Just a few days prior this same cardiologist, fighting back his tears, told us our son only had days to live. This good man spoke to us as a medical professional first and as a father second. The doctor in him told us the medical truth bravely and unfiltered – which we wanted and desperately needed. The father in him told us what he would do if he were in our situation. As far as I’m concerned, he practiced perfect medicine – for he was professional and human.

I cannot get this image out of my mind. I have many such photos of this doctor performing this same act of listening to my son’s heart – each time with the same degree of intensity. 

In this image is a metaphor that I can’t put away. Little Mitch once said to me while dealing with a hard thing someone had done to him, “Dad, if you see with your heart, you see everything that matters.” Mitch instinctively knew that old adage “hurt people, hurt people.” Someone was mean to him, yet he didn’t see a mean person, he just saw a good person who was broken and hurting on the inside. Listening to the heart and soul sometimes takes just as much focus and intent as this good doctor applied to my son’s physical heart.

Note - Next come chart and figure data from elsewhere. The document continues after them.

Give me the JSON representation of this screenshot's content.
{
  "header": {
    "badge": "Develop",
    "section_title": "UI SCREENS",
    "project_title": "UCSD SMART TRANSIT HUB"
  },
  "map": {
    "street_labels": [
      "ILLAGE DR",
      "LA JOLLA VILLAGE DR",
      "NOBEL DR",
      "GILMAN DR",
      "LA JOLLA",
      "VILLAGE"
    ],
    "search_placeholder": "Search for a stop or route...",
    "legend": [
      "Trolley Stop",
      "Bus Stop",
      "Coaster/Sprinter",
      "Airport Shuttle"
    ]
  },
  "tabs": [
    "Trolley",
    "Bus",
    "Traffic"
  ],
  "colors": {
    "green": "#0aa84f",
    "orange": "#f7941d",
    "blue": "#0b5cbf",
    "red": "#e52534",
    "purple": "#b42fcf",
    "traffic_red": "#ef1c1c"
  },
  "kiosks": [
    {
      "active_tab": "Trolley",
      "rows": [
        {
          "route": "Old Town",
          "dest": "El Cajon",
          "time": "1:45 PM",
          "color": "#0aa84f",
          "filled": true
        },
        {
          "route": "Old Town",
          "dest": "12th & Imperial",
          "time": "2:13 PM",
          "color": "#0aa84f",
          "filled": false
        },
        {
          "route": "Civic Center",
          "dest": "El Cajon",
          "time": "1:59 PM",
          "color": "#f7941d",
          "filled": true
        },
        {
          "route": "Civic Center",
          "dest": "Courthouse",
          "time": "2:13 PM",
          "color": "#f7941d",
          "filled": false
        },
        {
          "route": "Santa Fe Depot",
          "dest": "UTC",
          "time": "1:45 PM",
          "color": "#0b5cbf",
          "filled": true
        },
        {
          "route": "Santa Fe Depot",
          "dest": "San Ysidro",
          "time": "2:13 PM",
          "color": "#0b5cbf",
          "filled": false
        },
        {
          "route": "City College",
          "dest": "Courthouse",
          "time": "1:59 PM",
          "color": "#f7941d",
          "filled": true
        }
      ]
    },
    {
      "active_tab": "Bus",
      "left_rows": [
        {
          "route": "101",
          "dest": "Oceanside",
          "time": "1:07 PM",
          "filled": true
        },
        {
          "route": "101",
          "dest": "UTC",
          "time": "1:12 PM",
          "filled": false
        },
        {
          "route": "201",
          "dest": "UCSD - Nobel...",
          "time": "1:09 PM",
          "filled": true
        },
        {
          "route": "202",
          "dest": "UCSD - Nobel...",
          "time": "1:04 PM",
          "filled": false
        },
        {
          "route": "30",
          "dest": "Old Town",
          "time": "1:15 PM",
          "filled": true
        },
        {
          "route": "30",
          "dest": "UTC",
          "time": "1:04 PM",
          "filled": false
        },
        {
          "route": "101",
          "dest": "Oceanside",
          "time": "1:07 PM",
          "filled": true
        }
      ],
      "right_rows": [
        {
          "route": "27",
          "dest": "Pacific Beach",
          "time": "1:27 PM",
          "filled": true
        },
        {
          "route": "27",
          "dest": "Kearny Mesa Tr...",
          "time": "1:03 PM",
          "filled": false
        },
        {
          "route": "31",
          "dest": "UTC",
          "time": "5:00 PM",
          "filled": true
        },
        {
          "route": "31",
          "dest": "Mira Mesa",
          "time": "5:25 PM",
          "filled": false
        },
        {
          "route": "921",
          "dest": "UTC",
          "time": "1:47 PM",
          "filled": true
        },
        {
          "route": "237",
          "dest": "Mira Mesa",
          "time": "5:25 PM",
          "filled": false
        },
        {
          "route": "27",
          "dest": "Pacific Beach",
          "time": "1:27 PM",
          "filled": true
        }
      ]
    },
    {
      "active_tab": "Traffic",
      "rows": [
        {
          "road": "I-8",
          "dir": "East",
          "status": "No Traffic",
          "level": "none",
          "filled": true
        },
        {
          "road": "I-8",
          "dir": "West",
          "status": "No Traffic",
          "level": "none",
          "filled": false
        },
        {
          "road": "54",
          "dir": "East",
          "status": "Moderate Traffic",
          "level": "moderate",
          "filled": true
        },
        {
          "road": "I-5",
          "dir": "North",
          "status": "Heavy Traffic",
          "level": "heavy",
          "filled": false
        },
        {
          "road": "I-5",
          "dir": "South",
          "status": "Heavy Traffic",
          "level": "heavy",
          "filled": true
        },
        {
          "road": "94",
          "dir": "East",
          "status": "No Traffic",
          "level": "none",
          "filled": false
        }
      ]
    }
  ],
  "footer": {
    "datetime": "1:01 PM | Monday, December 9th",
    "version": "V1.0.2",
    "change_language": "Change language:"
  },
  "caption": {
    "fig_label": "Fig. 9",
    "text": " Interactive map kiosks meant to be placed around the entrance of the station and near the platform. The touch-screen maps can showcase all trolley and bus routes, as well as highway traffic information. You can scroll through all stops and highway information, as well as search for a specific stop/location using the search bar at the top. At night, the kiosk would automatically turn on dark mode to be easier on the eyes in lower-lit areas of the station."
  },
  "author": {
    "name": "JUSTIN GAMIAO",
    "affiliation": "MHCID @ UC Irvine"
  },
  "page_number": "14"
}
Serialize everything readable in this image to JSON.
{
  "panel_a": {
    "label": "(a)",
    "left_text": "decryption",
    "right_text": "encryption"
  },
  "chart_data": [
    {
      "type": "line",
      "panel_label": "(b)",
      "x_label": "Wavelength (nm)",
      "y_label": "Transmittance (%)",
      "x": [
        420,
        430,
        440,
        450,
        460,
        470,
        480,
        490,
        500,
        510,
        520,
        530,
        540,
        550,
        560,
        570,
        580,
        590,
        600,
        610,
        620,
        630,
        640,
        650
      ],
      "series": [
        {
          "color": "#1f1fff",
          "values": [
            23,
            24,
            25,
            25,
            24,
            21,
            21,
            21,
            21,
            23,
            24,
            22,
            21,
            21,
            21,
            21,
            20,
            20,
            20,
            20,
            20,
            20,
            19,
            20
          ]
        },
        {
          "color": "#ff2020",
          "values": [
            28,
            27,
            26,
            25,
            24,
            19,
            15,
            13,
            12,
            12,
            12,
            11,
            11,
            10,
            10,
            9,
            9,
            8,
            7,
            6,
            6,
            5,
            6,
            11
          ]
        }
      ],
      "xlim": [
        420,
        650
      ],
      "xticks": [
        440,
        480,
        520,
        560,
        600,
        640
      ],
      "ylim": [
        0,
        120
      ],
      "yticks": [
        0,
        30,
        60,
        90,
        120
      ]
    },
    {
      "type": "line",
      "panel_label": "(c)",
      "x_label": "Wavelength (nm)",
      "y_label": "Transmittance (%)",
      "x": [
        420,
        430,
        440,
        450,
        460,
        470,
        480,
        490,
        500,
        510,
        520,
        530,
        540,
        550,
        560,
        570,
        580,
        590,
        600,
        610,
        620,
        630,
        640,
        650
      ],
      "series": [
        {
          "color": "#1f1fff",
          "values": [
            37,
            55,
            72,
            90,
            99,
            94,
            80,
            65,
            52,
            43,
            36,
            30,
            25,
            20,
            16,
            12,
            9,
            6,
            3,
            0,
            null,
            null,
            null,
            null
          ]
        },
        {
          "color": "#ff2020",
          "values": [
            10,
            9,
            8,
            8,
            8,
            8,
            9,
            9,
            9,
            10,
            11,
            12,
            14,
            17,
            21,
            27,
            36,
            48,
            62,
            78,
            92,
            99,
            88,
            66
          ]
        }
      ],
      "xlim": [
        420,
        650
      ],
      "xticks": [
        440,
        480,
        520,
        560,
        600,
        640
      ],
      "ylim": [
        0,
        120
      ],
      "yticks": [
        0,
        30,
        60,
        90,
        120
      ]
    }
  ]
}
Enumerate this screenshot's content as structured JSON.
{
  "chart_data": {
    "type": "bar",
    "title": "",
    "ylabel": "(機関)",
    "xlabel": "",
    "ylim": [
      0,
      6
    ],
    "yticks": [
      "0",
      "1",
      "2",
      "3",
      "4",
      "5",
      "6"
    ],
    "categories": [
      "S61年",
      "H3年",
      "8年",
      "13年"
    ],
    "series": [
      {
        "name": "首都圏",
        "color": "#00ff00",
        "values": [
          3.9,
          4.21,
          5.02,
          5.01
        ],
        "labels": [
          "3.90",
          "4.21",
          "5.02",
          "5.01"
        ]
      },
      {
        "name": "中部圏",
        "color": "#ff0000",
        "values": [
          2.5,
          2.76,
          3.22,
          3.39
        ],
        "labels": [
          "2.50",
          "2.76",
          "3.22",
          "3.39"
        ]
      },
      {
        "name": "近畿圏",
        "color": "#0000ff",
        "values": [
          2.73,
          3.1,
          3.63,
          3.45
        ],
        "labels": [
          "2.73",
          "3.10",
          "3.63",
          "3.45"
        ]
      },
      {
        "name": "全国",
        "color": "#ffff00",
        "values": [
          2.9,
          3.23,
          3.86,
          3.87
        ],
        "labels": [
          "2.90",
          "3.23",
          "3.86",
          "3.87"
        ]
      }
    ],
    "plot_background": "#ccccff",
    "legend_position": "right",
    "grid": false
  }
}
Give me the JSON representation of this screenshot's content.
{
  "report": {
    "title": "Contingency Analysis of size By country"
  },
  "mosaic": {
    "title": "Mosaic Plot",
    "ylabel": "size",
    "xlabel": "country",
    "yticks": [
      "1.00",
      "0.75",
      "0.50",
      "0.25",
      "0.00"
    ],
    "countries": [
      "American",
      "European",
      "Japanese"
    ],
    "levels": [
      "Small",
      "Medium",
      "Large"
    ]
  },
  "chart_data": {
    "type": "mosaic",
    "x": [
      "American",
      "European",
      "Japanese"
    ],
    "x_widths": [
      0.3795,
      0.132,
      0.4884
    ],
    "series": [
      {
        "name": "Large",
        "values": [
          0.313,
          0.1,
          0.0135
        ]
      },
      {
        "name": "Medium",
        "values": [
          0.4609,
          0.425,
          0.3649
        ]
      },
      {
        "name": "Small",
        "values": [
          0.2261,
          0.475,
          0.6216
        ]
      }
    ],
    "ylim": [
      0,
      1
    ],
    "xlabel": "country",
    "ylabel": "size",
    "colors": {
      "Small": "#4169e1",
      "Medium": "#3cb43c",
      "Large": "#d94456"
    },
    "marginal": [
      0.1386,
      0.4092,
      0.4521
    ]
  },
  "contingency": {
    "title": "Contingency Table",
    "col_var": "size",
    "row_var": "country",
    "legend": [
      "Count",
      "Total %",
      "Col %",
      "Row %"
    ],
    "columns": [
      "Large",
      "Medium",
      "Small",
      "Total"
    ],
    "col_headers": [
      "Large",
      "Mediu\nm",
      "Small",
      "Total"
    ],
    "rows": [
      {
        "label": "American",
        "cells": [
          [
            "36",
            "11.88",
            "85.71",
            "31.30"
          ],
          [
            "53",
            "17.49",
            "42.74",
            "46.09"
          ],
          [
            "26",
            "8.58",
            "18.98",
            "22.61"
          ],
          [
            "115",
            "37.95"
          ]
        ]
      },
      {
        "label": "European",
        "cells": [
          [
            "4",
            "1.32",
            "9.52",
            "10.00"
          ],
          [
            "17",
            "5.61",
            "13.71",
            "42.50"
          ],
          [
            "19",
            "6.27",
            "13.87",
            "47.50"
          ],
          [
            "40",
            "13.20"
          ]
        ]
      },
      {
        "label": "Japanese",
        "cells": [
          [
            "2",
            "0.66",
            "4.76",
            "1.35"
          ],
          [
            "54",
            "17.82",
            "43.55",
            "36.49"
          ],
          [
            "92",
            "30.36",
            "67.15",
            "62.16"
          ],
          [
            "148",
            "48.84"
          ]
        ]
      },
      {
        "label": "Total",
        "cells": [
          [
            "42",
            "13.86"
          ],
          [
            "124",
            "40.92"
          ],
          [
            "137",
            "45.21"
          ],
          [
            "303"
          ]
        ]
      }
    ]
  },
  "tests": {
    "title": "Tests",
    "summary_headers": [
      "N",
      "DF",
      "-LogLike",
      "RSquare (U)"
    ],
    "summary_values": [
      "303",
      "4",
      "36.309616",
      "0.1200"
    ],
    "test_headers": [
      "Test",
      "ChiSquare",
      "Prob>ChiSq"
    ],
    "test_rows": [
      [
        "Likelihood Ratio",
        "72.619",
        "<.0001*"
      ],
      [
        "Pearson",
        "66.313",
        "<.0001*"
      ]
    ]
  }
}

I don’t know that I’ve ever shared this, but my son was named after a dear friend of mine who unexpectedly passed away several years ago. One night, over 20 years ago, my friend and I were in the heart of Kentucky. I remember that night like it was yesterday … the sky was clear, the stars were bright and there were fireflies nearby. We were talking about things that changed us from the inside out. We were only 19 and 20 at the time, but we had already experienced a change of heart that was significant and we were sharing our experiences. He shared with me something that changed everything for him. In high school he was rebellious and did everything his parents told him not to. One night, well after midnight, he smashed through the front door drunk, high, and belligerent. He then passed out and fell down the stairs and on to the basement floor. The next thing he remembered was his father holding him at the foot of the steps, weeping and telling his son how much he loved him. It was his father’s act of love and compassion that changed my friend for good. When Mitch told me this story, we both wept and discovered a spiritual truth. 

Over the years, time and circumstance created distance between us. We attended different universities and our lives did as they must … go on. But I never forgot my friend. So, on that fateful day my wife and I had our 3rd child, we named him Mitch because of what this good man taught me about love and compassion. I finally reconnected with my friend a few years before he passed and told him how we named our son after him. He was humble and kind and I was reminded of the kind of person I hope to be.

I wonder how the world might change if everyone started to see and listen with their hearts. That’s not to say we become illogical and foolish, driven to-and-fro solely by emotions; but how might things change in our own lives if we truly listened to the intent of others? I can say with confidence that almost every single conflict I have been a part of stemmed from a misunderstanding of the heart. Most people aren’t bad, they’re just a little broken and don’t know what to do with their jagged pieces. 

It is my experience that people change because they are loved, not because they are shamed. I hope to follow my son’s example and see (and listen) with my heart – for when I do, I see everything that matters. 

That’s what Mitch taught me … at the heart of things is everything.